Plisio handles compliance at the gateway level, supporting 200+ cryptocurrencies while maintaining AML-compatible transaction monitoring and KYC-friendly merchant onboarding. For e-commerce businesses that want to accept crypto without building compliance infrastructure themselves, choosing a gateway that absorbs that regulatory complexity is the practical path.

How to Build a Payment Compliance Workflow
Compliance isn't a tool you switch on. It's a process that runs continuously, and it breaks down when treated as a one-time project.
- Scope your environment — Map every system that touches payment data: checkout pages, processors, databases, third-party integrations. PCI DSS only covers what's in scope, and most breaches happen in corners that were never scoped.
- Conduct a compliance gap analysis — Measure current controls against PCI DSS, AML/KYC requirements, and GDPR (or CCPA). Write down what's missing, not just what's in place.

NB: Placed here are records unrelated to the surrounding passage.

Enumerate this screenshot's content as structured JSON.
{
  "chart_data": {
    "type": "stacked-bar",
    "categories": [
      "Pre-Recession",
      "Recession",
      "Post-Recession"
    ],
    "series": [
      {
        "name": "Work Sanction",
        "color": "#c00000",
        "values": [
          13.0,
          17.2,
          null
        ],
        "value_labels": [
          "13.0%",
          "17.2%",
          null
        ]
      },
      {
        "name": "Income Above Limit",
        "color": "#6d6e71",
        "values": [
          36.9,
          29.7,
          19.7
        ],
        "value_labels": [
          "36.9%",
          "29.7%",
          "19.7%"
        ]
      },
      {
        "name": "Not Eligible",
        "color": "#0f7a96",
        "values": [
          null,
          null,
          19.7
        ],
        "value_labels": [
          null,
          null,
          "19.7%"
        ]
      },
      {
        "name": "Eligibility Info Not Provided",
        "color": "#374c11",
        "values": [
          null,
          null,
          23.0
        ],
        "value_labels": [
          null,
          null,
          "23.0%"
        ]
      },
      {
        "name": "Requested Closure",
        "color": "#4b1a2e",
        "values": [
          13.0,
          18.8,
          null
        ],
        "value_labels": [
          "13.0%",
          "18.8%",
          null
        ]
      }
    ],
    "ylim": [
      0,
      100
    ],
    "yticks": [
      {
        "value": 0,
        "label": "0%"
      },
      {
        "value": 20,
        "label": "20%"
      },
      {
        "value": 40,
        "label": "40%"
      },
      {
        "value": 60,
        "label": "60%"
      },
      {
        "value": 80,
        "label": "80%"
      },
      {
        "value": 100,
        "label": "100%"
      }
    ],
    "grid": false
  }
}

- Implement technical controls — Tokenization swaps card numbers for non-sensitive tokens; encryption covers data in transit and at rest. These two steps alone eliminate most PCI DSS scope.
- Set up transaction monitoring — Automated systems need to flag suspicious transactions in real time. Define alert rules, review queues, and escalation paths before going live, not after.
- Train staff — Social engineering and phishing cause more breaches than technical failures. PCI DSS 4.0 now requires targeted security awareness training; treat it as an actual control.
- Document everything — Policies, procedures, audit trails, incident response plans. Regulators want documentation as proof that you have intent and capability, not just functioning systems.
- Schedule regular audits — Annual PCI DSS assessments, quarterly network scans, and ongoing AML program reviews. Compliance drifts without active maintenance.
- Choose compliant payment partners — Your processor, gateway, and banking partners carry shared responsibility. A partner that handles PCI DSS at the infrastructure level cuts your scope dramatically.
Payments Compliance Best Practices for E-commerce
Once your payment compliance program is running, these practices keep it from quietly falling apart:
- Use a PCI DSS Level 1 certified gateway — offloads cardholder data handling to the provider, typically reducing your PCI DSS scope to a SAQ A
- Enable 3D Secure 2.0 — cuts fraud liability on card-not-present transactions and meets EU SCA requirements
- Tokenize everything — replace card numbers with tokens at the point of entry; raw cardholder data should never sit in your systems
- Deploy device fingerprinting and IP geolocation — builds fraud prevention signals from behavioral data without adding checkout friction
- Apply data minimization — under GDPR, collect only what you need, keep it only as long as required, delete it on schedule
- Verify merchants before enabling payments — on a marketplace or platform, onboarding compliance extends to sub-merchants too
- Maintain an incident response plan — GDPR requires breach notification to regulators within 72 hours; most US states require 30 days. An untested plan is just a document.